The biggest DSLR manufacturers, Canon and Nikon, have yet to create a mirrorless camera considered to be a professional grade option—those are coming from companies like Fujfilm, Olympus and Sony.
While the mirrorless camera certainly has caught up in terms of image quality, there are still some pretty big differences between the two.
Cameras like the Sony a7 offer a lot of resolution in a small body, but the usability isn’t the same—the battery dies after just a few hours, where most DSLRs can easily shoot all day.
It’s also impossible to have an optical viewfinder without a mirror (though electronic ones are improving). Larger camera bodies can actually be more comfortable when using larger lenses, and DSLRs often offer more features for the same price.
While the difference between between the two is becoming more personal preference than a quality issue, there are still a lot of reasons to choose a DSLR.
I upgraded my camera just a few months ago—and I went with the trusty DSLR. Switching to mirrorless was certainly on my radar, as I briefly considered picking up a Fujifilm. But replacing all my lenses and flashes would have been a major expense and one that I wasn’t willing to undertake just for the sake of having a smaller camera. The battery life is also still a big issue for me—I can get well over 1,000 shots from my Nikon D7200 without having to switch batteries in the middle of a wedding.
What about the camera market?
Despite the relatively low use of mirrorless cameras on the social photo sharing site, the camera market actually appears to be stabilizing. But because of factors like cost and battery life, the mirrorless rise is just happening slower than many expected.
After seeing decreases in camera sales since about 2010, this year has actually seen fewer dramatic drops, suggesting that the market may finally be leveling out. Data released by the Camera and Imaging Products Association (CIPA) shows that fewer cameras are being shipped this year, but it also shows fewer dramatic drops than just two years ago. Where 2012 and 2013 showed steep declines, 2015 sees just marginal quarterly changes. It’s a bit too early to tell—but the charts appear to finally be leveling out.
Focus just on the mirrorless market, and the numbers appear even brighter.

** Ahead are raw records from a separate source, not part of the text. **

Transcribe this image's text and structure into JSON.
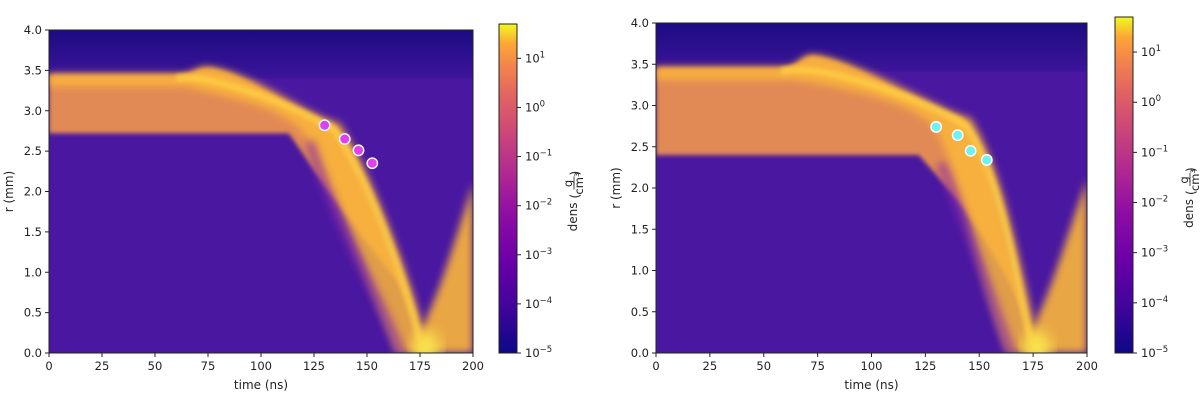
{
  "chart_data": [
    {
      "type": "heatmap",
      "title": "",
      "xlabel": "time (ns)",
      "ylabel": "r (mm)",
      "xlim": [
        0,
        200
      ],
      "ylim": [
        0.0,
        4.0
      ],
      "xticks": [
        "0",
        "25",
        "50",
        "75",
        "100",
        "125",
        "150",
        "175",
        "200"
      ],
      "yticks": [
        "0.0",
        "0.5",
        "1.0",
        "1.5",
        "2.0",
        "2.5",
        "3.0",
        "3.5",
        "4.0"
      ],
      "colorbar": {
        "label": "dens",
        "unit_num": "g",
        "unit_den": "cm³",
        "scale": "log",
        "range": [
          1e-05,
          50
        ],
        "ticks": [
          {
            "base": "10",
            "exp": "1",
            "value": 10
          },
          {
            "base": "10",
            "exp": "0",
            "value": 1
          },
          {
            "base": "10",
            "exp": "−1",
            "value": 0.1
          },
          {
            "base": "10",
            "exp": "−2",
            "value": 0.01
          },
          {
            "base": "10",
            "exp": "−3",
            "value": 0.001
          },
          {
            "base": "10",
            "exp": "−4",
            "value": 0.0001
          },
          {
            "base": "10",
            "exp": "−5",
            "value": 1e-05
          }
        ],
        "colormap": "plasma"
      },
      "liner": {
        "outer_r": 3.45,
        "inner_r": 2.72,
        "bump_t": 75,
        "bump_r": 3.53,
        "implosion_start_t": 113,
        "stagnation_t": 176
      },
      "points": {
        "color": "#e040ee",
        "x": [
          130,
          139.5,
          146,
          152.5
        ],
        "y": [
          2.82,
          2.65,
          2.51,
          2.35
        ]
      }
    },
    {
      "type": "heatmap",
      "title": "",
      "xlabel": "time (ns)",
      "ylabel": "r (mm)",
      "xlim": [
        0,
        200
      ],
      "ylim": [
        0.0,
        4.0
      ],
      "xticks": [
        "0",
        "25",
        "50",
        "75",
        "100",
        "125",
        "150",
        "175",
        "200"
      ],
      "yticks": [
        "0.0",
        "0.5",
        "1.0",
        "1.5",
        "2.0",
        "2.5",
        "3.0",
        "3.5",
        "4.0"
      ],
      "colorbar": {
        "label": "dens",
        "unit_num": "g",
        "unit_den": "cm³",
        "scale": "log",
        "range": [
          1e-05,
          50
        ],
        "ticks": [
          {
            "base": "10",
            "exp": "1",
            "value": 10
          },
          {
            "base": "10",
            "exp": "0",
            "value": 1
          },
          {
            "base": "10",
            "exp": "−1",
            "value": 0.1
          },
          {
            "base": "10",
            "exp": "−2",
            "value": 0.01
          },
          {
            "base": "10",
            "exp": "−3",
            "value": 0.001
          },
          {
            "base": "10",
            "exp": "−4",
            "value": 0.0001
          },
          {
            "base": "10",
            "exp": "−5",
            "value": 1e-05
          }
        ],
        "colormap": "plasma"
      },
      "liner": {
        "outer_r": 3.46,
        "inner_r": 2.4,
        "bump_t": 73,
        "bump_r": 3.6,
        "implosion_start_t": 122,
        "stagnation_t": 175
      },
      "points": {
        "color": "#6ff0f2",
        "x": [
          130,
          140,
          146,
          153.5
        ],
        "y": [
          2.74,
          2.64,
          2.45,
          2.34
        ]
      }
    }
  ],
  "colors": {
    "background_low": "#4a18a0",
    "vacuum_top": "#1c0c82",
    "liner": "#e28a55",
    "shell_bright": "#fbb63a",
    "shell_peak": "#f9e950"
  }
}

This summer, Sony reported record sales for their mirrorless products, thanks largely to the full frame a7 line. How big of a boost? A nice 66 percent increase, according to a study by the NDP Group. The same study showed a rise in the overall sales of mirrorless cameras of about 16 percent. At the same time, DSLR sales fell by about 15 percent, so mirrorless cameras do appear to be taking up a small chunk of the sale of traditional interchangeable lens cameras. While mirrorless has yet to make an impact on the Flickr community, the actual sales numbers are increasing.
Mirrorless cameras have made huge improvements since they first entered the market, but they haven’t quite taken hold of the photography community—or at least the Flickr community. DSLRs are still a top choice among professionals and enthusiasts, and with mirrorless cameras starting to increase sales, the camera market is showing signs of leveling out.
Post by Hillary K. Grigonis, a Michigan-based lifestyle photographer. When she’s not taking pictures, she’s writing (about taking pictures).